We acknowledge the Gadigal of the Eora Nation, the traditional custodians of the Country on which the Art Gallery of NSW stands.

Grace Crowley Miss M Roberts

oil on canvas

70.5 x 51.5 cm

Image courtesy the University of Sydney. Photo: Stuart Humphreys

Grace Crowley was one of a group of Sydney artists whose progressive works challenged the prevailing conservatism of the Archibald Prize in the 1930s. Such modernist portraits were antithetical to the traditional work of WB McInnes, Charles Wheeler and John Longstaff, all respected – and winning – Archibald artists in the 1930s.

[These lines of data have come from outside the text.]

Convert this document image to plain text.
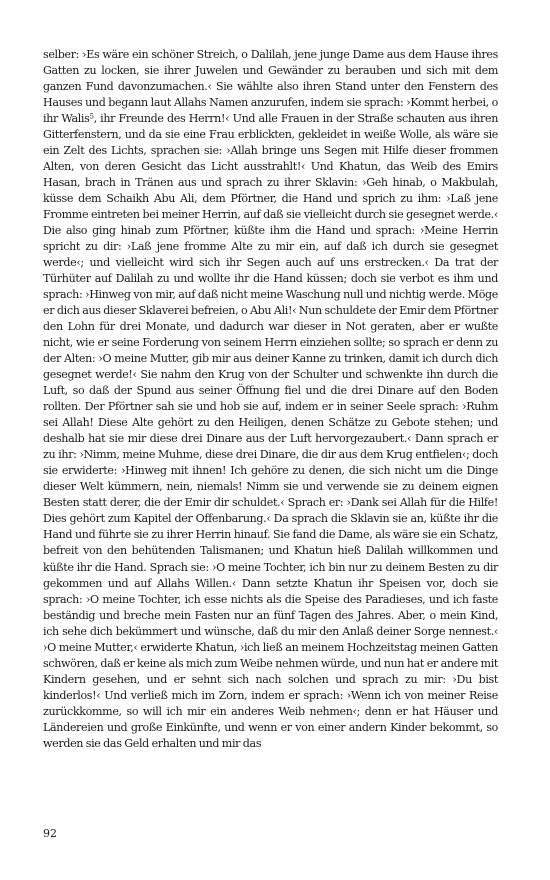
selber: ›Es wäre ein schöner Streich, o Dalilah, jene junge Dame aus dem Hause ihres Gatten zu locken, sie ihrer Juwelen und Gewänder zu berauben und sich mit dem ganzen Fund davonzumachen.‹ Sie wählte also ihren Stand unter den Fenstern des Hauses und begann laut Allahs Namen anzurufen, indem sie sprach: ›Kommt herbei, o ihr Walis$^5$, ihr Freunde des Herrn!‹ Und alle Frauen in der Straße schauten aus ihren Gitterfenstern, und da sie eine Frau erblickten, gekleidet in weiße Wolle, als wäre sie ein Zelt des Lichts, sprachen sie: ›Allah bringe uns Segen mit Hilfe dieser frommen Alten, von deren Gesicht das Licht ausstrahlt!‹ Und Khatun, das Weib des Emirs Hasan, brach in Tränen aus und sprach zu ihrer Sklavin: ›Geh hinab, o Makbulah, küsse dem Schaikh Abu Ali, dem Pförtner, die Hand und sprich zu ihm: ›Laß jene Fromme eintreten bei meiner Herrin, auf daß sie vielleicht durch sie gesegnet werde.‹ Die also ging hinab zum Pförtner, küßte ihm die Hand und sprach: ›Meine Herrin spricht zu dir: ›Laß jene fromme Alte zu mir ein, auf daß ich durch sie gesegnet werde‹; und vielleicht wird sich ihr Segen auch auf uns erstrecken.‹ Da trat der Türhüter auf Dalilah zu und wollte ihr die Hand küssen; doch sie verbot es ihm und sprach: ›Hinweg von mir, auf daß nicht meine Waschung null und nichtig werde. Möge er dich aus dieser Sklaverei befreien, o Abu Ali!‹ Nun schuldete der Emir dem Pförtner den Lohn für drei Monate, und dadurch war dieser in Not geraten, aber er wußte nicht, wie er seine Forderung von seinem Herrn einziehen sollte; so sprach er denn zu der Alten: ›O meine Mutter, gib mir aus deiner Kanne zu trinken, damit ich durch dich gesegnet werde!‹ Sie nahm den Krug von der Schulter und schwenkte ihn durch die Luft, so daß der Spund aus seiner Öffnung fiel und die drei Dinare auf den Boden rollten. Der Pförtner sah sie und hob sie auf, indem er in seiner Seele sprach: ›Ruhm sei Allah! Diese Alte gehört zu den Heiligen, denen Schätze zu Gebote stehen; und deshalb hat sie mir diese drei Dinare aus der Luft hervorgezaubert.‹ Dann sprach er zu ihr: ›Nimm, meine Muhme, diese drei Dinare, die dir aus dem Krug entfielen‹; doch sie erwiderte: ›Hinweg mit ihnen! Ich gehöre zu denen, die sich nicht um die Dinge dieser Welt kümmern, nein, niemals! Nimm sie und verwende sie zu deinem eignen Besten statt derer, die der Emir dir schuldet.‹ Sprach er: ›Dank sei Allah für die Hilfe! Dies gehört zum Kapitel der Offenbarung.‹ Da sprach die Sklavin sie an, küßte ihr die Hand und führte sie zu ihrer Herrin hinauf. Sie fand die Dame, als wäre sie ein Schatz, befreit von den behütenden Talismanen; und Khatun hieß Dalilah willkommen und küßte ihr die Hand. Sprach sie: ›O meine Tochter, ich bin nur zu deinem Besten zu dir gekommen und auf Allahs Willen.‹ Dann setzte Khatun ihr Speisen vor, doch sie sprach: ›O meine Tochter, ich esse nichts als die Speise des Paradieses, und ich faste beständig und breche mein Fasten nur an fünf Tagen des Jahres. Aber, o mein Kind, ich sehe dich bekümmert und wünsche, daß du mir den Anlaß deiner Sorge nennest.‹ ›O meine Mutter,‹ erwiderte Khatun, ›ich ließ an meinem Hochzeitstag meinen Gatten schwören, daß er keine als mich zum Weibe nehmen würde, und nun hat er andere mit Kindern gesehen, und er sehnt sich nach solchen und sprach zu mir: ›Du bist kinderlos!‹ Und verließ mich im Zorn, indem er sprach: ›Wenn ich von meiner Reise zurückkomme, so will ich mir ein anderes Weib nehmen‹; denn er hat Häuser und Ländereien und große Einkünfte, und wenn er von einer andern Kinder bekommt, so werden sie das Geld erhalten und mir das

92
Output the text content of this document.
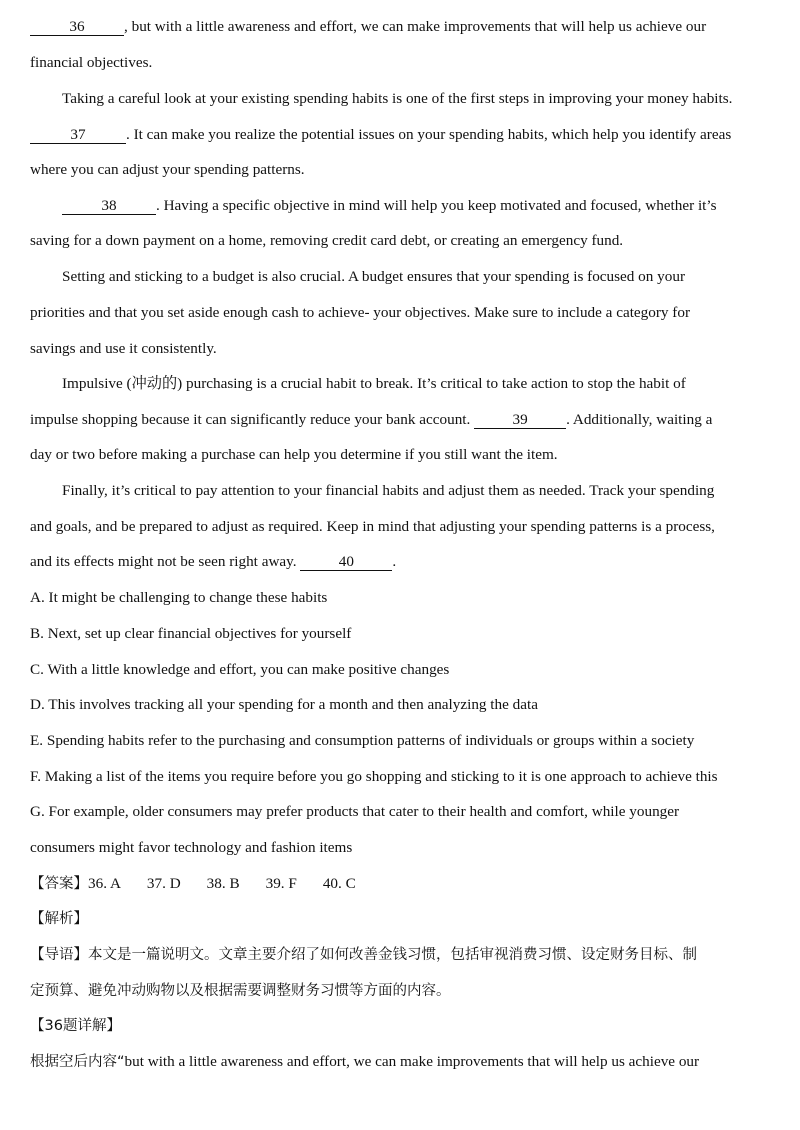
36	, but with a little awareness and effort, we can make improvements that will help us achieve our
financial objectives.
Taking a careful look at your existing spending habits is one of the first steps in improving your money habits.
37	. It can make you realize the potential issues on your spending habits, which help you identify areas
where you can adjust your spending patterns.
38	. Having a specific objective in mind will help you keep motivated and focused, whether it’s
saving for a down payment on a home, removing credit card debt, or creating an emergency fund.
Setting and sticking to a budget is also crucial. A budget ensures that your spending is focused on your
priorities and that you set aside enough cash to achieve- your objectives. Make sure to include a category for
savings and use it consistently.
Impulsive (冲动的) purchasing is a crucial habit to break. It’s critical to take action to stop the habit of
impulse shopping because it can significantly reduce your bank account.	39	. Additionally, waiting a
day or two before making a purchase can help you determine if you still want the item.
Finally, it’s critical to pay attention to your financial habits and adjust them as needed. Track your spending
and goals, and be prepared to adjust as required. Keep in mind that adjusting your spending patterns is a process,
and its effects might not be seen right away.	40	.
A. It might be challenging to change these habits
B. Next, set up clear financial objectives for yourself
C. With a little knowledge and effort, you can make positive changes
D. This involves tracking all your spending for a month and then analyzing the data
E. Spending habits refer to the purchasing and consumption patterns of individuals or groups within a society
F. Making a list of the items you require before you go shopping and sticking to it is one approach to achieve this
G. For example, older consumers may prefer products that cater to their health and comfort, while younger
consumers might favor technology and fashion items
【答案】36. A 37. D 38. B 39. F 40. C
【解析】
【导语】本文是一篇说明文。文章主要介绍了如何改善金钱习惯，包括审视消费习惯、设定财务目标、制
定预算、避免冲动购物以及根据需要调整财务习惯等方面的内容。
【36题详解】
根据空后内容“but with a little awareness and effort, we can make improvements that will help us achieve our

Crowley’s decision to become a professional artist was extraordinary for her time. Against her parents’ wishes, she moved from rural New South Wales to Sydney and established a successful career as an artist and educator. Studying with Julian Ashton from 1915, then becoming his assistant and a teacher at his school, she left for France in 1926 with fellow instructor Anne Dangar. In Paris she absorbed the theories of cubism at André Lhote’s academy, then under Albert Gleizes, who influenced her development towards complete abstraction in the 1940s. Returning to Australia, Crowley joined artist Dorrit Black – with whom she had painted in Europe – in Sydney at her newly established Modern Art Centre. In 1932 Crowley established the Crowley-Fizelle School with painter Rah Fizelle.

This was Crowley’s second Archibald work (the first, of artist Gwen Ridley, was in 1930). Also known as Portrait in grey, it is now in University Art Collection, Chau Chak Wing Museum at the University of Sydney.

Recent research has uncovered the subject of the work: Marjorie Roberts, a professional artist’s model, who also sat for Dorrit Black and Arthur Murch in Sydney to support her family during the Depression.